Down in .....Copacabana!

Time is ticking away. I have much to see and not much time in which to do it. Further complicated by the fact that i decided to do my washing in a small Bolivian town that does have electricity (a good start!), but seriously lacking in machines of the washing or drying variety.

I gave my new friend "Rocky" my washing at midday yesterday and he promised (smiling with all four teeth) that i would have it back at 10am today, weather permitting. Obviously, the weather didn´t permit and im still here.

It´s not such a bad thing because soon i will have clean clothes (!), and the little Bolivian city with no washing machines (a.k.a. Copàcabana) is actually fun.

Copacabana is situated on the west coast of Titicaca, south-east of Puno. Unlike Puno however, Copacabana is interesting, it´s moderately warm, and there are plenty of other gringos to meet and hang out with.

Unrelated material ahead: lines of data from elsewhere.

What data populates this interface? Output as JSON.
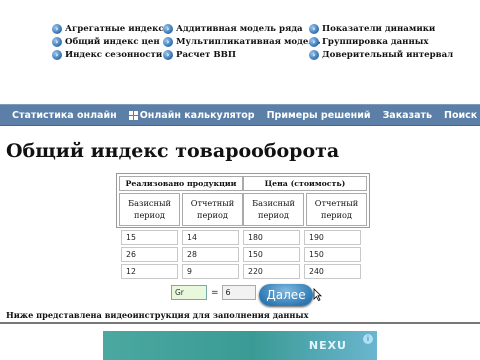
{
  "links": [
    {
      "label": "Агрегатные индексы"
    },
    {
      "label": "Аддитивная модель ряда"
    },
    {
      "label": "Показатели динамики"
    },
    {
      "label": "Общий индекс цен"
    },
    {
      "label": "Мультипликативная модель"
    },
    {
      "label": "Группировка данных"
    },
    {
      "label": "Индекс сезонности"
    },
    {
      "label": "Расчет ВВП"
    },
    {
      "label": "Доверительный интервал"
    }
  ],
  "nav": {
    "items": [
      {
        "label": "Статистика онлайн"
      },
      {
        "label": "Онлайн калькулятор"
      },
      {
        "label": "Примеры решений"
      },
      {
        "label": "Заказать"
      },
      {
        "label": "Поиск"
      }
    ]
  },
  "page_title": "Общий индекс товарооборота",
  "table": {
    "group1": "Реализовано продукции",
    "group2": "Цена (стоимость)",
    "base_period": "Базисный период",
    "report_period": "Отчетный период",
    "rows": [
      [
        "15",
        "14",
        "180",
        "190"
      ],
      [
        "26",
        "28",
        "150",
        "150"
      ],
      [
        "12",
        "9",
        "220",
        "240"
      ]
    ]
  },
  "controls": {
    "groups_label": "Gr",
    "equals": "=",
    "groups_value": "6",
    "next_label": "Далее"
  },
  "note": "Ниже представлена видеоинструкция для заполнения данных",
  "banner": {
    "text": "NEXU",
    "ad_icon": "i"
  },
  "colors": {
    "navbar": "#5b7fa6",
    "button": "#2b77b3",
    "groups_box": "#e9f7dc"
  }
}
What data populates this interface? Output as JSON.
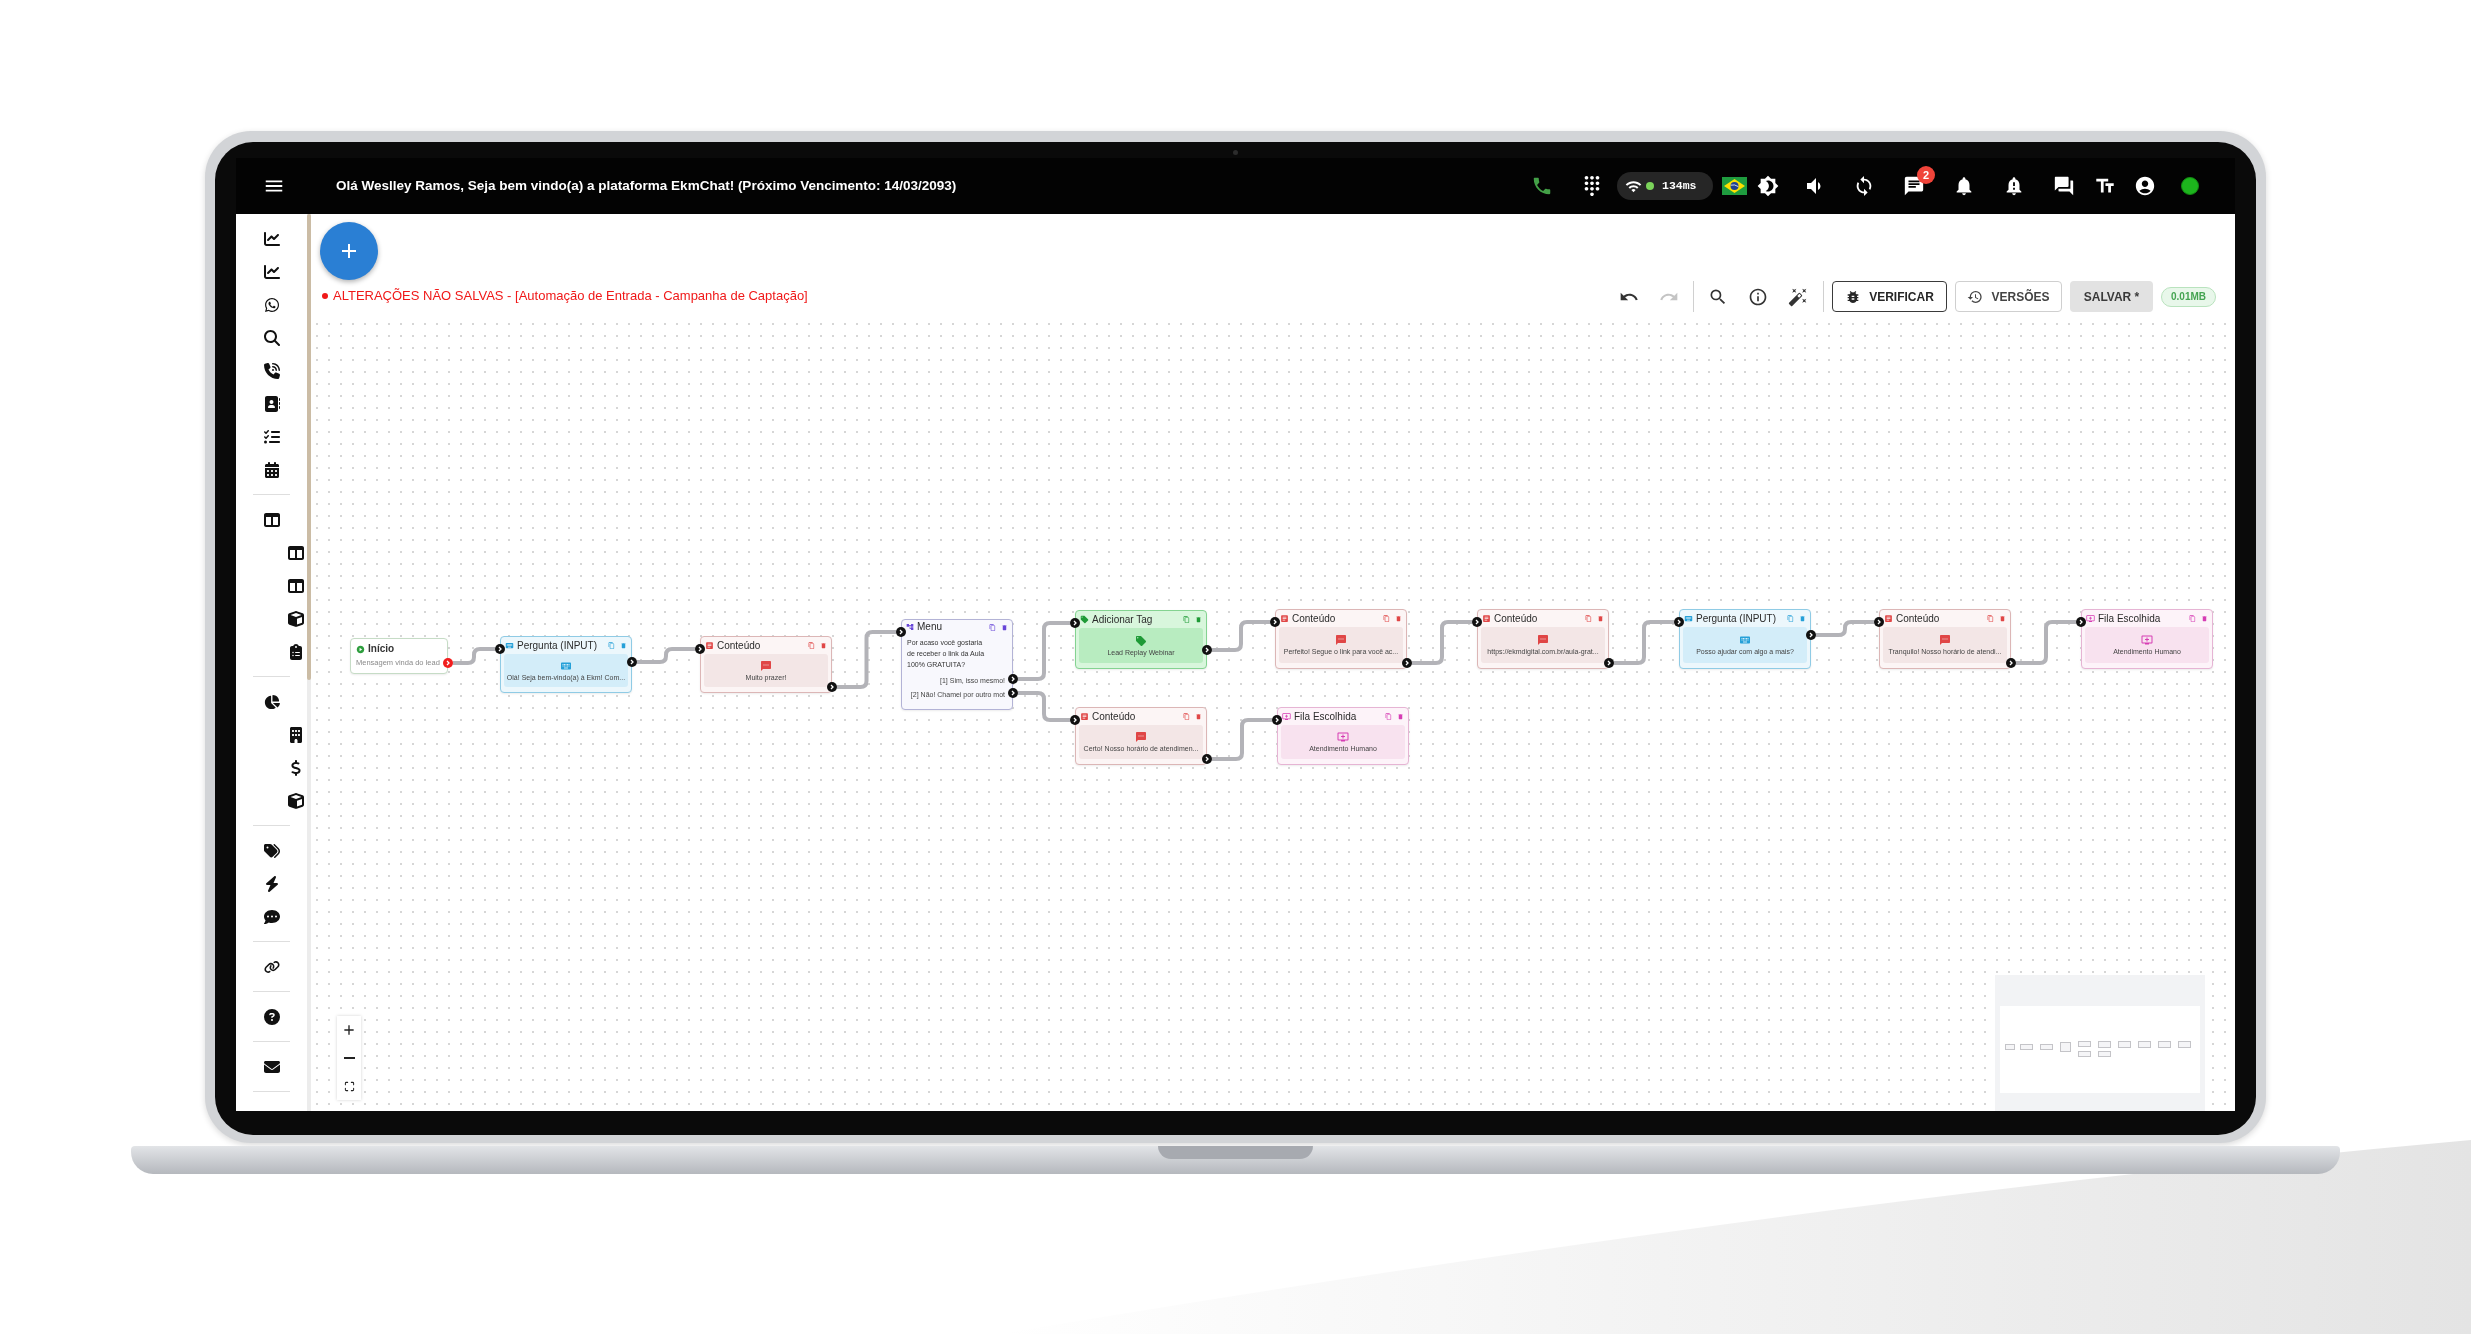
{
  "top_bar": {
    "greeting": "Olá Weslley Ramos, Seja bem vindo(a) a plataforma EkmChat! (Próximo Vencimento: 14/03/2093)",
    "latency": "134ms",
    "chat_badge": "2"
  },
  "editor": {
    "status": "ALTERAÇÕES NÃO SALVAS - [Automação de Entrada - Campanha de Captação]",
    "tools": [
      {
        "kind": "undo",
        "disabled": false
      },
      {
        "kind": "redo",
        "disabled": true
      },
      {
        "kind": "search",
        "disabled": false
      },
      {
        "kind": "info",
        "disabled": false
      },
      {
        "kind": "wand",
        "disabled": false
      }
    ],
    "buttons": [
      {
        "kind": "verify",
        "label": "VERIFICAR"
      },
      {
        "kind": "versions",
        "label": "VERSÕES"
      },
      {
        "kind": "save",
        "label": "SALVAR *"
      }
    ],
    "file_size": "0.01MB"
  },
  "flow": {
    "nodes": [
      {
        "kind": "start",
        "title": "Início",
        "text": "Mensagem vinda do lead"
      },
      {
        "kind": "input",
        "title": "Pergunta (INPUT)",
        "text": "Olá! Seja bem-vindo(a) à Ekm! Com..."
      },
      {
        "kind": "content",
        "title": "Conteúdo",
        "text": "Muito prazer!"
      },
      {
        "kind": "menu",
        "title": "Menu",
        "text": "Por acaso você gostaria de receber o link da Aula 100% GRATUITA?",
        "options": [
          "[1] Sim, isso mesmo!",
          "[2] Não! Chamei por outro mot"
        ]
      },
      {
        "kind": "tag",
        "title": "Adicionar Tag",
        "text": "Lead Replay Webinar"
      },
      {
        "kind": "content",
        "title": "Conteúdo",
        "text": "Perfeito! Segue o link para você ac..."
      },
      {
        "kind": "content",
        "title": "Conteúdo",
        "text": "Certo! Nosso horário de atendimen..."
      },
      {
        "kind": "queue",
        "title": "Fila Escolhida",
        "text": "Atendimento Humano"
      },
      {
        "kind": "content",
        "title": "Conteúdo",
        "text": "https://ekmdigital.com.br/aula-grat..."
      },
      {
        "kind": "input",
        "title": "Pergunta (INPUT)",
        "text": "Posso ajudar com algo a mais?"
      },
      {
        "kind": "content",
        "title": "Conteúdo",
        "text": "Tranquilo! Nosso horário de atendi..."
      },
      {
        "kind": "queue",
        "title": "Fila Escolhida",
        "text": "Atendimento Humano"
      }
    ]
  }
}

Actually, there are hordes of gringos here - some have taken to living here and selling handicrafts, growing dreadlocks and wearing incredibly innovative combinations of leg warmers, Jesus sandals and striped "happy" pants.

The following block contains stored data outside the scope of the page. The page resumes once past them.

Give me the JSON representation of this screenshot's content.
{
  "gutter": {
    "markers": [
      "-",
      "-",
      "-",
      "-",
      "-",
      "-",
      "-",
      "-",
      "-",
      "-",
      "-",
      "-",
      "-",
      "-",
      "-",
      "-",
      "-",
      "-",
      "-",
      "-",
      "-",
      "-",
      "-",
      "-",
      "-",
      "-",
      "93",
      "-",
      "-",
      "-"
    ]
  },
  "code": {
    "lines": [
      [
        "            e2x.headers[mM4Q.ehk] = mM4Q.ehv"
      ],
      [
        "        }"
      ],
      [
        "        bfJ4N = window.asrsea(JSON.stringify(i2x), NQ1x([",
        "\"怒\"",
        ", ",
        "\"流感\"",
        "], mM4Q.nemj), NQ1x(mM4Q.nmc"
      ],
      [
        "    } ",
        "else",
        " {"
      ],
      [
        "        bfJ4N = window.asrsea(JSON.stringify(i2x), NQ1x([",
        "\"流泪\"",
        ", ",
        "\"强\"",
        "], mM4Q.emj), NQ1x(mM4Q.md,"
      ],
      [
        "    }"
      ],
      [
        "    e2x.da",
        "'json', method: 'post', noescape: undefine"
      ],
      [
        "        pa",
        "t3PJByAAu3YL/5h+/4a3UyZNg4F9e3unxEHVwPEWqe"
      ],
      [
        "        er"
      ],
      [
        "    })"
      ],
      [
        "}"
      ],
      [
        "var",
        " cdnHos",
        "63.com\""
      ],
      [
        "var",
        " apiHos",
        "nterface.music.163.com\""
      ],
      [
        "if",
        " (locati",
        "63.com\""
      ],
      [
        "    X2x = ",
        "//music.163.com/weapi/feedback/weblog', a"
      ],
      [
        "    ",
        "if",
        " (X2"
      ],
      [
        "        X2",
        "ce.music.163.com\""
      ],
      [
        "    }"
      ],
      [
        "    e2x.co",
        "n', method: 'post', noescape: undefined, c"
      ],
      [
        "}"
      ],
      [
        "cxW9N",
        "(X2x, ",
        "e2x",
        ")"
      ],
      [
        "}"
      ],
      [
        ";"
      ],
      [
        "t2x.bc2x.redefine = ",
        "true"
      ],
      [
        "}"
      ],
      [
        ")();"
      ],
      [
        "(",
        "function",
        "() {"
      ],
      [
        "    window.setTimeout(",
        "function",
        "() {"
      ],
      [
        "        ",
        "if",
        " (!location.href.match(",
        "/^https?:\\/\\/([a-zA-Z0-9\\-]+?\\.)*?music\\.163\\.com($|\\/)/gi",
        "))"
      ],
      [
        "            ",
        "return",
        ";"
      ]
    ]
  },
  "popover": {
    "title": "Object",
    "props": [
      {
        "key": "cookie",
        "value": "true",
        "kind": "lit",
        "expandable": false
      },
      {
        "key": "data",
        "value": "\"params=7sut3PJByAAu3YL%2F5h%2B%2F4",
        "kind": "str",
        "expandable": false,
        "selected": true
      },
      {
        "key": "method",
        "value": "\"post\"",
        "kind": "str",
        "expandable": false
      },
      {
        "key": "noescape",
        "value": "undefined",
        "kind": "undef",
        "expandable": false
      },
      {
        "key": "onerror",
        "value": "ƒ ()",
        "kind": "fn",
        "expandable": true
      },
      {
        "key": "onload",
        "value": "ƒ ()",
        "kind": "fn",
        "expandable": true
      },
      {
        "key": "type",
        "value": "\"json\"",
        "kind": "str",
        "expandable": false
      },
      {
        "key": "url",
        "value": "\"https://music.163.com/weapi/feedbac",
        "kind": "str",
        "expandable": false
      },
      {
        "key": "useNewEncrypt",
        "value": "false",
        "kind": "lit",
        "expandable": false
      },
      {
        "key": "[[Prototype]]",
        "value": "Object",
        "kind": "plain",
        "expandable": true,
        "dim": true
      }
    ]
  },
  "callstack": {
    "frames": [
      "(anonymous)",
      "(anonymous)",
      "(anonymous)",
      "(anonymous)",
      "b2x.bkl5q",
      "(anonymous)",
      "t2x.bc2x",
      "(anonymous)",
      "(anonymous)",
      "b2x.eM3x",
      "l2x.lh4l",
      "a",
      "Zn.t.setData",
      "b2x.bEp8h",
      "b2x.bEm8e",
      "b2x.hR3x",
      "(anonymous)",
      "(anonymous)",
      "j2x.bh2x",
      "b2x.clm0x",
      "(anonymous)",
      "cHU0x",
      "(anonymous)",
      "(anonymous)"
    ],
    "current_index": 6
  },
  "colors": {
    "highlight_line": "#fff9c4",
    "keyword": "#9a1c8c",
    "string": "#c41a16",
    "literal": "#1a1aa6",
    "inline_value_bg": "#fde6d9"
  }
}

For the most part they seem happy, whether it be with the help of illicit substances or not, as they sit beside their mats of crafts and stare a little too intently at the wall across the street.

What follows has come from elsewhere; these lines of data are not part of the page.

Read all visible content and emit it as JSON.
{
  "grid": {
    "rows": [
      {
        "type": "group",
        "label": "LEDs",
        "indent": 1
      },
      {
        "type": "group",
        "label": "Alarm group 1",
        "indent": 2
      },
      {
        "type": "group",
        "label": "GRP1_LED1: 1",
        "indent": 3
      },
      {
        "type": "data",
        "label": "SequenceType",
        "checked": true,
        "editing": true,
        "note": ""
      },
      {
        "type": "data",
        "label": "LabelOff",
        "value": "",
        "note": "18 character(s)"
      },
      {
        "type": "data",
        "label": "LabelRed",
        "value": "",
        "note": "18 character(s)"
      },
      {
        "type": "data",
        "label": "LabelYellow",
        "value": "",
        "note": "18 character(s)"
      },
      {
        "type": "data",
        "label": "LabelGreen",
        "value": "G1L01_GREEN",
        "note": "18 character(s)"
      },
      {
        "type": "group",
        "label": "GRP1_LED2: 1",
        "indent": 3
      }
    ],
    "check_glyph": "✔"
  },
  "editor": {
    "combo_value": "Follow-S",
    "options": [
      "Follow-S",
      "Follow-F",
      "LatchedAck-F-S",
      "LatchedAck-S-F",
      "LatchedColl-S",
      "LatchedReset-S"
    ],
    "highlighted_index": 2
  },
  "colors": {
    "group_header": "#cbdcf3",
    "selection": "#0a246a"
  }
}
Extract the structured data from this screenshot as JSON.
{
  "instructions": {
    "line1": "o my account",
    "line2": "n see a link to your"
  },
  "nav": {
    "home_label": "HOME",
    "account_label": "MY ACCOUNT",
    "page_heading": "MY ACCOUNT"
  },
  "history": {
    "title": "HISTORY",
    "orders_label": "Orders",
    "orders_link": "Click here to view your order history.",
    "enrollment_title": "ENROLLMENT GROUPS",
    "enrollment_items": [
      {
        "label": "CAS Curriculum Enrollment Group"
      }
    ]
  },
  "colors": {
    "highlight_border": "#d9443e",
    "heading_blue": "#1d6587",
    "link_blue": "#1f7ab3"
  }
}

The locals however were preoccupied with substances of their own - alcohol. All this week is their annual festival, and the sound of out-of-tune trumpets can be heard for miles around.

By the time we went to investigate, in the mid-afternoon, it seemed that the entire town had gathered in the central plaza and was slowly going through the early stages of paralysis.

Those who still could, danced behind the band on a small circuit around the plaza. The women wore their typical "sunday best" white camisole, wide skirts and little hats, and the men in garish costumes studded with mirrors, and masks.

As we walked around, people were falling over themselves, lying asleep in the park and gutters. Children played in between the melee, making the most of the opportunity to laugh at their drunken parents.

We found a quiet corner and sat watching the commotion, and sharing a bottle of La Paz "bitter", until we were set upon by a local who introduced himself every 10minutes as "Mark" and spent the rest of the night practicing his English, loudly, in my left ear.

Soon I lost Maaike in a crowd of incredibly tall Bolivian musicians, who spoke very good English, and were spellbound by her Nordic charms.

Like anywhere around the world (e.g. Melbourne Cup Racing Carnival, Oktoberfest), a day´s drinking in the sun means brawling on the streets all night. Although it could have been interesting, I didnt really want to try my luck, so i rescued Maaike from her throng of admirers and headed to a quiet gringo bar for a beer.

Later on I walked home, and for lack of anything else to do, went to bed at 10pm. I decided that i was far more entertained than i ever had been in Puno. But still, i wondered how the gringos that lived here kept themselves amused day after day.

I concluded, just before drifting off to sleep, that the drugs here in Copacabana, must be good AND cheap.